Das Zimmer-Mapping verknüpft eine Zimmerkategorie und einen Preisplan im Hotel-Managementsystem oder Kanalmanager mit dem passenden Produkt auf einem OTA. Es stellt sicher, dass Reservierungen, Preise, Restriktionen und Bestandsaktualisierungen das richtige Zimmer erreichen.
Kann ein falsches Zimmer-Mapping Überbuchungen verursachen?
Ja. Falsches Mapping kann Verfügbarkeiten von einem physischen Bestandspool zu einem anderen senden oder es zulassen, dass doppelte OTA-Produkte dasselbe letzte Zimmer unabhängig voneinander verkaufen. Die Systeme können weiterhin eine erfolgreiche Verbindung anzeigen, während sie den falschen Bestand verkaufen.

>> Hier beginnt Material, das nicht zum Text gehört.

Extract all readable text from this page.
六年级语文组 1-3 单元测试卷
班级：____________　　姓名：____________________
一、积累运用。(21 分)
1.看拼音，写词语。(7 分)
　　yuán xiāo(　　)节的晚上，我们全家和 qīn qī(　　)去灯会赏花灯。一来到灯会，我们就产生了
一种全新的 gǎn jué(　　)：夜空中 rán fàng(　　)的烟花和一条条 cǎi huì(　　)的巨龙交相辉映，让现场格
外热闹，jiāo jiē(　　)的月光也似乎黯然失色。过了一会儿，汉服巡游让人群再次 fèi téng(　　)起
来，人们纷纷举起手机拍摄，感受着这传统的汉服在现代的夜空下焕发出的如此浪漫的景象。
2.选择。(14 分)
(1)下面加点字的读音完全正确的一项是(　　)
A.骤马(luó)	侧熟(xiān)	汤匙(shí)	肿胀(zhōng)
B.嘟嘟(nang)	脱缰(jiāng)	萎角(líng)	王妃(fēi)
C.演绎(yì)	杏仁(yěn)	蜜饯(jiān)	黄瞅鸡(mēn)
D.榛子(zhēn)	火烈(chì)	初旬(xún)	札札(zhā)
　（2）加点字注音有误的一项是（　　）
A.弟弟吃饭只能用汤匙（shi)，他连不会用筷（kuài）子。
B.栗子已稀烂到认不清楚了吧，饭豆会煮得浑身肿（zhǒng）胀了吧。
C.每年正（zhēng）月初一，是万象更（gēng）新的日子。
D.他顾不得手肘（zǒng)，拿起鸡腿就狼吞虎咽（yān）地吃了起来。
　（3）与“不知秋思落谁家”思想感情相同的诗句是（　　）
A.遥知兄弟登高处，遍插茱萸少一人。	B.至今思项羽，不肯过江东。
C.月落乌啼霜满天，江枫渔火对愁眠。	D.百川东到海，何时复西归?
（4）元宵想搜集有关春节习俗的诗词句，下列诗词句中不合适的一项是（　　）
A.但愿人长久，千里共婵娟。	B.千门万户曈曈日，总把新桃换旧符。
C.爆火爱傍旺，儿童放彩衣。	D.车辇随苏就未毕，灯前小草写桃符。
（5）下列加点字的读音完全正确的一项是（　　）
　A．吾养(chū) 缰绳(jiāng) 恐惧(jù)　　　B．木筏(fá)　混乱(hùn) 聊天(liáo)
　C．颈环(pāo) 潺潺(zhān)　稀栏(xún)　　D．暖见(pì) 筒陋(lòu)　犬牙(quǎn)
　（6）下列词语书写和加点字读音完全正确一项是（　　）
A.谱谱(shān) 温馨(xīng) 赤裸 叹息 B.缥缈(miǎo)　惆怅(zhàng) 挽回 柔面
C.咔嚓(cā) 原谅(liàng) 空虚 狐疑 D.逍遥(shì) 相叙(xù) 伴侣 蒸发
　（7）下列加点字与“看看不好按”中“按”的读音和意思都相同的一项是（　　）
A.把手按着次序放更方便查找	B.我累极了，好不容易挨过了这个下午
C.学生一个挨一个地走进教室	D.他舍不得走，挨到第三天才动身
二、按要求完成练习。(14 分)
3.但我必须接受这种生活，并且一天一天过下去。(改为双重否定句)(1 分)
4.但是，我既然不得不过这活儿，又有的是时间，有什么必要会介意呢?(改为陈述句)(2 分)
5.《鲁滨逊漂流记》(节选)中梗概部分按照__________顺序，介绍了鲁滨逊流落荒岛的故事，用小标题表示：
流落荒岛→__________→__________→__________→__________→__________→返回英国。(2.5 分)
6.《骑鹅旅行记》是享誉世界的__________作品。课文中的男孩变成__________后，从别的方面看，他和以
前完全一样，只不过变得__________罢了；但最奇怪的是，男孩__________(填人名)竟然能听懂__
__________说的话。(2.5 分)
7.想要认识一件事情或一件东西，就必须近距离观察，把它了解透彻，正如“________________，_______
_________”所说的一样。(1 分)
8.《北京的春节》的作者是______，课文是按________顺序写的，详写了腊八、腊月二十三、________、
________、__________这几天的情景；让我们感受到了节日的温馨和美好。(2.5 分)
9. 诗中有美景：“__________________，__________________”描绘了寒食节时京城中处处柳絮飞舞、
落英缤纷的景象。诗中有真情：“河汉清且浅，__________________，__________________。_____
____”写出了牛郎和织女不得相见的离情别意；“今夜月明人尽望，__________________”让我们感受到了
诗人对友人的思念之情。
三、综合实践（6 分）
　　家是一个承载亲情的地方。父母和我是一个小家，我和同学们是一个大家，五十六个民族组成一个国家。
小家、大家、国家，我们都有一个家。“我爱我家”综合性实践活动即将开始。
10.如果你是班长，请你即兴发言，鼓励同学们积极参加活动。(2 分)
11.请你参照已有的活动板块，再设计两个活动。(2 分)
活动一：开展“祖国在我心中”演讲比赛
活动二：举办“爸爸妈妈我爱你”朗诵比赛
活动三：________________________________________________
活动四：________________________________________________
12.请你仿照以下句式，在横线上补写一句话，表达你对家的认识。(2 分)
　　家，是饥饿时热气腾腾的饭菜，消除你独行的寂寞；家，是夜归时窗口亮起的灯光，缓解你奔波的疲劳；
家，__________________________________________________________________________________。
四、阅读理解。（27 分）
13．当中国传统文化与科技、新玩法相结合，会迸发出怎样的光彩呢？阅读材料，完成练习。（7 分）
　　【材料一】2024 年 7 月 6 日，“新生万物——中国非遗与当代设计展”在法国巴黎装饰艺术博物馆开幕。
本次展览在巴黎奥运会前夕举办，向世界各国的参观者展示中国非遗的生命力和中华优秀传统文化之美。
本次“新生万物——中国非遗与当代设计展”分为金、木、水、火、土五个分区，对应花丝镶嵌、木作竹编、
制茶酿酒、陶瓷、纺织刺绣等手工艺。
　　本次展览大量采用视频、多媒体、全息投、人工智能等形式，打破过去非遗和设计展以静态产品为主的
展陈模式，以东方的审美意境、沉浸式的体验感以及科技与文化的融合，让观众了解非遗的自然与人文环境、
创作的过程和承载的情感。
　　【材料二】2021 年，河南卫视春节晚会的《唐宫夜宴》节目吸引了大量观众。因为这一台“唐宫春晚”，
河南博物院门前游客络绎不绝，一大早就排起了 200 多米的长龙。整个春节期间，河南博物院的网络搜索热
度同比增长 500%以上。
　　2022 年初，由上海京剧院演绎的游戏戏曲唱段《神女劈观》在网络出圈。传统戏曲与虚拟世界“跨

Sollte jede OTA-Zimmerkategorie auf eine PMS-Zimmerkategorie gemappt werden?
Jede OTA-Zimmerkategorie sollte auf die PMS-Zimmerkategorie gemappt werden, die dieselben physischen Zimmer repräsentiert. Mehrere OTA-Einträge können manchmal auf eine PMS-Zimmerkategorie gemappt werden, jedoch nur, wenn sie aus demselben Bestand schöpfen und für die Gäste austauschbar sind.
Teilen sich Preispläne denselben Zimmerbestand?
Preispläne, die an dieselbe Zimmerkategorie gebunden sind, schöpfen normalerweise aus demselben physischen Bestand. Ein flexibles und ein nicht erstattungsfähiges Standard Queen sind zwei Angebote für denselben Zimmer-Pool, nicht zwei separate Zimmer.
Wie testet man das OTA- und PMS-Zimmer-Mapping?
Überprüfen Sie den öffentlichen Eintrag, tätigen Sie eine Test-Reservierung für ein zukünftiges Datum, bestätigen Sie, dass sie mit dem richtigen Zimmer und Preis importiert wird, und stellen Sie sicher, dass die Verfügbarkeit auf jedem verbundenen OTA abnimmt. Ändern und stornieren Sie dann die Buchung, um den vollständigen Aktualisierungszyklus zu testen.
Die Mapping-Regel, die die meisten Fehler verhindert
Mappen Sie nach physischem Bestand und Buchungsbedingungen, nicht nach ähnlichen Namen. Zimmerkategorien beantworten die Frage „welches Zimmer kann das Hotel zuweisen?“. Preispläne beantworten „zu welchem Preis und unter welchen Bedingungen kann es verkauft werden?“. Der Bestand beantwortet „wie viele verbleiben für diese Daten?“.
Wenn diese drei Antworten im PMS, im Kanalmanager und auf dem OTA übereinstimmen, schließt eine Reservierung überall die korrekte Verfügbarkeit. Wenn eine Antwort abweicht, kann ein kleiner Einrichtungsfehler zu einer Umbuchung des Gastes, einer Rückerstattung oder einer Überbuchung führen.